每每想到这里,岑弘昌都想笑。
包括此刻。
他一边用早膳,一边又没忍住笑了出来。
老妻奇怪询问:“碰到什么开心事了?”
岑弘昌看着老妻鬓角的白发,破旧的衣衫,和满脸风霜的皱纹,摇了摇头。
饶是做了布政使,他家也依旧清廉。
若真有人拿着成千上万两银子,来贿赂老妻,她怕是要直接吓傻掉。
那画面,想想就令人失笑。
“没什么。”
岑弘昌摇摇头,并不细谈这个话题。
只是忽然愧疚感慨道:“这一辈子,跟着我,你受了不少苦。

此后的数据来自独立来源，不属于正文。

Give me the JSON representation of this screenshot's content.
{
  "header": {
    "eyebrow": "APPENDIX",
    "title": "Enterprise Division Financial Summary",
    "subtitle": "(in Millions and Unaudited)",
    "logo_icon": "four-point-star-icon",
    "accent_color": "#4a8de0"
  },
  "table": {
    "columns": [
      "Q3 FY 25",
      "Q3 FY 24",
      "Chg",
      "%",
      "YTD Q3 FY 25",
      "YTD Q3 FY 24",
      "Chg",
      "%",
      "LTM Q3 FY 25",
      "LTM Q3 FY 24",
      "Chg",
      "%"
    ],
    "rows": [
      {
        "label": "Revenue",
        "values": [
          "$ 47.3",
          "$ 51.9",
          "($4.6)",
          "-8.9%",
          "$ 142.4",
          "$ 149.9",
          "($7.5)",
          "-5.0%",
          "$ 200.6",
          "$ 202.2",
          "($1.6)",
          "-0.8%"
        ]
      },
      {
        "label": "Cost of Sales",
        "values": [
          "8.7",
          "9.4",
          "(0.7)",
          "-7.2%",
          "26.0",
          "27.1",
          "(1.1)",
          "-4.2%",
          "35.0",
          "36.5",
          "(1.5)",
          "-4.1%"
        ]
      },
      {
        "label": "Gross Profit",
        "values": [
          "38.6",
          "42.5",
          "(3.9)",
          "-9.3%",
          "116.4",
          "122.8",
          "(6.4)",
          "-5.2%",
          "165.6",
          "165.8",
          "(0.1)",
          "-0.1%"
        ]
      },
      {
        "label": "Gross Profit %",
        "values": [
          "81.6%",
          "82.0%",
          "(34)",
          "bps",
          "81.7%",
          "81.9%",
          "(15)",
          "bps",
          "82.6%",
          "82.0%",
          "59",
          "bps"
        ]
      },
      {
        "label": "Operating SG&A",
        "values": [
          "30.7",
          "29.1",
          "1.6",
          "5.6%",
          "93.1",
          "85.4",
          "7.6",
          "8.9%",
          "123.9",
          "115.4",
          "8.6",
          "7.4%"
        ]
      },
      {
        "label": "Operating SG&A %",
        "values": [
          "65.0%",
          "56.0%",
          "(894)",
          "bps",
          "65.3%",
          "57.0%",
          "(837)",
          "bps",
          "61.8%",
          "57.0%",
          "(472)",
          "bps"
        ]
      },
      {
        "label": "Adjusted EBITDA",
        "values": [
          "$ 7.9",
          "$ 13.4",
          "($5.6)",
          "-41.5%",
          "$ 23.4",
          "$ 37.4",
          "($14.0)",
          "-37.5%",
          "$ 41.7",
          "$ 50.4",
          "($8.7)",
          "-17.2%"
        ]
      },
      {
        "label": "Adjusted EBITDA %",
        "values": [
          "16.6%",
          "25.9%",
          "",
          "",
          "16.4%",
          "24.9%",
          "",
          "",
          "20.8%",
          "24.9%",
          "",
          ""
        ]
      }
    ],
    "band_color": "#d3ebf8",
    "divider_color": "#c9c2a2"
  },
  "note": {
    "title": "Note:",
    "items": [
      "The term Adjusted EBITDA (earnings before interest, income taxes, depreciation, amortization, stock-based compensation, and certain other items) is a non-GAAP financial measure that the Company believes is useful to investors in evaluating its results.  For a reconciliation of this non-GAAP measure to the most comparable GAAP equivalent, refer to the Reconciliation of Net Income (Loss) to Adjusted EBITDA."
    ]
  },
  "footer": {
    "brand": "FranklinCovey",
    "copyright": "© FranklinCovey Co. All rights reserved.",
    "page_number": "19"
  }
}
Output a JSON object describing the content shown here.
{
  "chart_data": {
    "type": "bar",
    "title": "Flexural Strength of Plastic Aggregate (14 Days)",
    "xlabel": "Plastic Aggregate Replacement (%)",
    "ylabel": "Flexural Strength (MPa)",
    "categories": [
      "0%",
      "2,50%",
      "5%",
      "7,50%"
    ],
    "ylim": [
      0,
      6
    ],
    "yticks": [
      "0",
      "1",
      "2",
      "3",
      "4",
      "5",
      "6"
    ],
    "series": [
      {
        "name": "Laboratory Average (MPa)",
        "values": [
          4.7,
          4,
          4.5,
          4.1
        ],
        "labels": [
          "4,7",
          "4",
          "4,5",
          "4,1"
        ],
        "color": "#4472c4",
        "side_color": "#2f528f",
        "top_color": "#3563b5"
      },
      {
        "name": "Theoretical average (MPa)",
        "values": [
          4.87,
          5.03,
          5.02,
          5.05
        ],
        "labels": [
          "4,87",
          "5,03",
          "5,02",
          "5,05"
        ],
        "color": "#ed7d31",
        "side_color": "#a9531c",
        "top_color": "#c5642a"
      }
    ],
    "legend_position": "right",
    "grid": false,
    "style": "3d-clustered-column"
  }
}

”
老妻翻了个白眼:“知道就好!去把碗洗了!”
布政使大人不甚熟练的去庖厨刷碗。
老妻在一旁静静地看着,忽而问道:“是可怕到很难抉择的事情吗?”
这是多年夫妻养成的默契。
岑弘昌轻“嗯”了一声。
老妻强压下心中的不安,再次询问:“对得起百姓吗?”
岑弘昌这次毫不犹豫点头。
当然。
这个时候,他是真的觉得,自己无愧于百姓。
老妻不再多言,默默退下了。
岑弘昌走出书房,怔怔看向岳麓书院方向。
此刻,他已经完全懂了桓公的意思。
原来,老山长是真的在为他打算。
但,作为一省布政使,父母官,他不能无视万千百姓生死。
更不能在这个关头,辞官离任。
他要查!
这里也能看出,已经仙逝的桓应老先生,有着多么高超的政治智慧。
“黄河贪墨”一事,桓公临死前,宁愿做谜语人,也不愿给岑弘昌、崔岘透露分毫。